If the sixth-seeded Sycamores beat third-seeded Illinois State Friday, it will give every team in the Valley 14 or more wins for the first time. That kind of balance bodes well for chaos at a win-or-go-home event.
No. 3 — History on Salukis' side
SIU faltered badly in its last two regular-season games, losing by 19 at home to Loyola and by 31 at Evansville, but history is on the Salukis' side for a rebound in St. Louis.
The second seed has lost its first game at the tournament only once in the last 27 years (a combined 53-1). The No. 2 seed has also won the tournament more than any other seed since it moved to a neutral floor (10 times). SIU is also 3-1 this season against the two teams it might play in Friday's quarterfinals, 2-0 against Missouri State and 1-1 against Valparaiso.

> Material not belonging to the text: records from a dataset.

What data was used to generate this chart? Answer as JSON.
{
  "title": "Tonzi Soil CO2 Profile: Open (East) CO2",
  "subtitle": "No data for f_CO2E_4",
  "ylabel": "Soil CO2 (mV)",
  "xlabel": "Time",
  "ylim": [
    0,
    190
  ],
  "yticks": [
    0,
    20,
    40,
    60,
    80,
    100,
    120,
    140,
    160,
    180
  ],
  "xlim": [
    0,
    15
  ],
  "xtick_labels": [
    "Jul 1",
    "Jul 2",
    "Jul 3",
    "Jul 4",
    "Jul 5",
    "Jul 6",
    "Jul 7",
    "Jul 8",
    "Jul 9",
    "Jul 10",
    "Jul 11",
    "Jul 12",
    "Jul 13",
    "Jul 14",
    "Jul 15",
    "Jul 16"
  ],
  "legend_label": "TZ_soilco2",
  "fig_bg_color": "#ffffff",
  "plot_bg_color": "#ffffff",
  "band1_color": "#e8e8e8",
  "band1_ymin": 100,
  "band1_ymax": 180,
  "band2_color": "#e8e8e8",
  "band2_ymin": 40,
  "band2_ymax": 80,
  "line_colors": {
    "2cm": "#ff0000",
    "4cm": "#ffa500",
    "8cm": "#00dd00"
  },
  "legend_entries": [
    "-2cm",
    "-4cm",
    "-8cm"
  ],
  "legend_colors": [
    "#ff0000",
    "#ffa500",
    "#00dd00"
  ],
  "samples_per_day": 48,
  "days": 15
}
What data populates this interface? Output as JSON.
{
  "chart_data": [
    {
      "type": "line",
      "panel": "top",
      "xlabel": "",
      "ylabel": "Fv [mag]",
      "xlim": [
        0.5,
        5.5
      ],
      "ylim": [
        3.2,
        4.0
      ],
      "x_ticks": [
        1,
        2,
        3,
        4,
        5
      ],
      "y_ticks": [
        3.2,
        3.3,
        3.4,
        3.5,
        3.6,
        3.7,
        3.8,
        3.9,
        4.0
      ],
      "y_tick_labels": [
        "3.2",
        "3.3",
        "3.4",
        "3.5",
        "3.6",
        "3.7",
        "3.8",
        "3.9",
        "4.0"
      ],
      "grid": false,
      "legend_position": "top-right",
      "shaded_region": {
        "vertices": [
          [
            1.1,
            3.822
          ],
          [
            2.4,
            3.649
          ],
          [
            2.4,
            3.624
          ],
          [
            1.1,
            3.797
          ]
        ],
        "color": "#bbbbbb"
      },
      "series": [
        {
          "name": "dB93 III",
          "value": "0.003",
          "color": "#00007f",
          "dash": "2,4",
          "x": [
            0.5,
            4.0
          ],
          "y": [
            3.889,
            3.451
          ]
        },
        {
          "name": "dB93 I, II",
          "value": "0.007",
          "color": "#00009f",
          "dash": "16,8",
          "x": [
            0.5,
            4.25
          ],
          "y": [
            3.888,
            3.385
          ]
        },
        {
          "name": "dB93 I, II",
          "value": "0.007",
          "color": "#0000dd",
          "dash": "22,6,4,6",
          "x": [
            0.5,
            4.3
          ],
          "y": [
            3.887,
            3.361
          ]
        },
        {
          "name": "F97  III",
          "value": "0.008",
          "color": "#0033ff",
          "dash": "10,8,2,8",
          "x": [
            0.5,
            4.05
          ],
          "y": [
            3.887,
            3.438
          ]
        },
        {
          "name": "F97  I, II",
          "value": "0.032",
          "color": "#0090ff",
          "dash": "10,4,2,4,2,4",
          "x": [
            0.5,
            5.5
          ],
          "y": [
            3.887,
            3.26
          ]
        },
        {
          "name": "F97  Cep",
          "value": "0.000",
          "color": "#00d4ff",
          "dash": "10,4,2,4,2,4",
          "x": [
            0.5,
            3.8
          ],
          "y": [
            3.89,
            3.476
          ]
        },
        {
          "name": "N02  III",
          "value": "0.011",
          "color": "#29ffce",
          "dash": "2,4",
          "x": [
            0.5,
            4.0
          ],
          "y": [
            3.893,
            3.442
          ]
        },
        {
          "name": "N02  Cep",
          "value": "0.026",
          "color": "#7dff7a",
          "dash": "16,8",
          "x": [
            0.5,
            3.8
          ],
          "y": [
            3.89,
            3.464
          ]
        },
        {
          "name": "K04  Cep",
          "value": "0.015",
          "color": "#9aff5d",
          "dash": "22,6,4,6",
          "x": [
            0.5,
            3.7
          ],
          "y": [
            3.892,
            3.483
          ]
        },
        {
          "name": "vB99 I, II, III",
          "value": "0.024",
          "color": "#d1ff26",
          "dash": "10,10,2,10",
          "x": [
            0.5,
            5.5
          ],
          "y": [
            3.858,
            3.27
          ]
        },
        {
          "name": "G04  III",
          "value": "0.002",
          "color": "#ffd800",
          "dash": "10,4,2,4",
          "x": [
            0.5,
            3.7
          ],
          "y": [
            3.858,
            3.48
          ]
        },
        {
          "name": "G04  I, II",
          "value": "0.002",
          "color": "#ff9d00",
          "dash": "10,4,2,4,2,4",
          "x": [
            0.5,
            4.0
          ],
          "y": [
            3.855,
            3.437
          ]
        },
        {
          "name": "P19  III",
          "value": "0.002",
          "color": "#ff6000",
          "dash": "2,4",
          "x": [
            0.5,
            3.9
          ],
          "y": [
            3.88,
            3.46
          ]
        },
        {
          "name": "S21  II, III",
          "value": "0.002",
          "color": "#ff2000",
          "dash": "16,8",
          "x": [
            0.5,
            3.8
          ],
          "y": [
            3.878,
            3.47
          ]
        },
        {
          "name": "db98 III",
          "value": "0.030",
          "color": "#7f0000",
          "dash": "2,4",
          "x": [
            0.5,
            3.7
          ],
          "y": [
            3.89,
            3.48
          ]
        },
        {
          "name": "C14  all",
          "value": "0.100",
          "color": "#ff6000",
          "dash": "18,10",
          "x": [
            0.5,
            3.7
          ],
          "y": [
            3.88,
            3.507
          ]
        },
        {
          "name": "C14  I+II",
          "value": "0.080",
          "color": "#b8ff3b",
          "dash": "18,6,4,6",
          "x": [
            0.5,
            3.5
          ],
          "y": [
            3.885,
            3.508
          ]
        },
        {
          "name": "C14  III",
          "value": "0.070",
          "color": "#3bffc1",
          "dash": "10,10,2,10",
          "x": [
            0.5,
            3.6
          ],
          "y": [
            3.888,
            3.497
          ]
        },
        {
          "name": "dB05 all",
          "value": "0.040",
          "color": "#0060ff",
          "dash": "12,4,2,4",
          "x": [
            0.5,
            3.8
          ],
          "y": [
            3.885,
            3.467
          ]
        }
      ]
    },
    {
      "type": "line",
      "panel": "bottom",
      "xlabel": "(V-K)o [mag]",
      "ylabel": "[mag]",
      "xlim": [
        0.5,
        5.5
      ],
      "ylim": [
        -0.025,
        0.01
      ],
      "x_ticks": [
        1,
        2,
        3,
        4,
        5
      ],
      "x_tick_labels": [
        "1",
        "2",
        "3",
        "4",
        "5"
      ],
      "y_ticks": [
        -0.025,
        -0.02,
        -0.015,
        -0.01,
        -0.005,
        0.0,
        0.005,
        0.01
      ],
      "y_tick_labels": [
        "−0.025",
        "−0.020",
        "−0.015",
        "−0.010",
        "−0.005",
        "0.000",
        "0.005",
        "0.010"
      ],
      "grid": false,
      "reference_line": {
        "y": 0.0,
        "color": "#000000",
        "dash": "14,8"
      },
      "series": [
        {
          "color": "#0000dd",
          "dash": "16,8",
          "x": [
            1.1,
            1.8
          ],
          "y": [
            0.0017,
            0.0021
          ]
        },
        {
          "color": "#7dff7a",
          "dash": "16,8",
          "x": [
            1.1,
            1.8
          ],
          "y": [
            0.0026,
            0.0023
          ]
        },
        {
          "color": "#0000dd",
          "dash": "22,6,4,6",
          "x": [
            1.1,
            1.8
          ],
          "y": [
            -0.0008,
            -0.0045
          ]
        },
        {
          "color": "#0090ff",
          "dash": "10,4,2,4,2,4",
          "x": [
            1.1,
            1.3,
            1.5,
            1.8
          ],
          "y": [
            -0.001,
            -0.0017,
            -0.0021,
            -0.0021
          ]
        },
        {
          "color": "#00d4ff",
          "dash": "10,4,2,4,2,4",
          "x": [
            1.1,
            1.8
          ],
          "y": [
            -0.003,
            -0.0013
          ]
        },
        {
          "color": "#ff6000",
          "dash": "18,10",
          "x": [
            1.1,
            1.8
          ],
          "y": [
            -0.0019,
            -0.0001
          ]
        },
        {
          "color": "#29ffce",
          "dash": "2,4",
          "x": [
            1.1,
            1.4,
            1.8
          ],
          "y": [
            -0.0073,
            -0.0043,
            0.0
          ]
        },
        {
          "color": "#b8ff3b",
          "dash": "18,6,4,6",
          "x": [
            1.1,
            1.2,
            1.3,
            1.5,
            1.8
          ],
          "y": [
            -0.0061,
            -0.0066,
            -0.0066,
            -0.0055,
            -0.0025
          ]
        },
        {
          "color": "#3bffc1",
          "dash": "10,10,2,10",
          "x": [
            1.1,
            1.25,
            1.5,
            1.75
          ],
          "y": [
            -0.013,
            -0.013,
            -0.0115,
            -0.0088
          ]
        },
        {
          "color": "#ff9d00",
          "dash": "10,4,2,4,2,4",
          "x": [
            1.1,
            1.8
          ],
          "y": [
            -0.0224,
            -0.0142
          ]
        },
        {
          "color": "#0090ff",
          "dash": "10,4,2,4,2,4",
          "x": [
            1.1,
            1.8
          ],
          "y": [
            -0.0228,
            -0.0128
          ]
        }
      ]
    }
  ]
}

No. 4 — Injuries could play major role
During the non-conference season, injuries knocked out starters/projected starters for 63 games, including the 18 left by Saluki forward Thik Bol's knee injury. Evansville's Ryan Taylor, a first team all-conference pick, missed some time. Loyola guards Ben Richardson (10 games with a broken hand) and Custer (five games for sprained ankle) also missed some time, but things are looking up for most of the league.
SIU got forward Jonathan Wiley back after he missed 10 games with a knee injury, and Smith returned for the Purple Aces on Saturday. Bradley could be without starting point guard Darrell Brown, according to Braves coach Brian Wardle, for their tournament opener Friday, and Missouri State could be down forwards Reggie Scurry, Abdul Fofana and guard Ronnie Rousseau III, but everyone else will be as healthy as they've been going into the event.
No. 5 — Your team could be the home team at the Scottrade Center
Walk-up sales will make a big difference in the attendance at this weekend's event, but in mid-February, Illinois State and Northern Iowa's fans showed the most initiative to try to make the Scottrade Center their homecourt.
Redbird fans and donors bought a league-high 475 all-session tickets from the school, according to ticket sale numbers released by the Valley, while Northern Iowa fans bought 300. Both paled in comparison to Wichita State's following, which bought 1,354 all-session tickets before the bracket was announced. Every MVC program is required to buy 225 all-session tickets from the league, which they can sell to the public, give to donors, or do a mix of both.
SIU fans bought 250 all-session tickets after buying 358 last season, when the Salukis were the fourth seeds and beat Loyola in the quarterfinals before losing to Illinois State. SIU's second-place finish this season was its best since winning the regular-season title in 2007.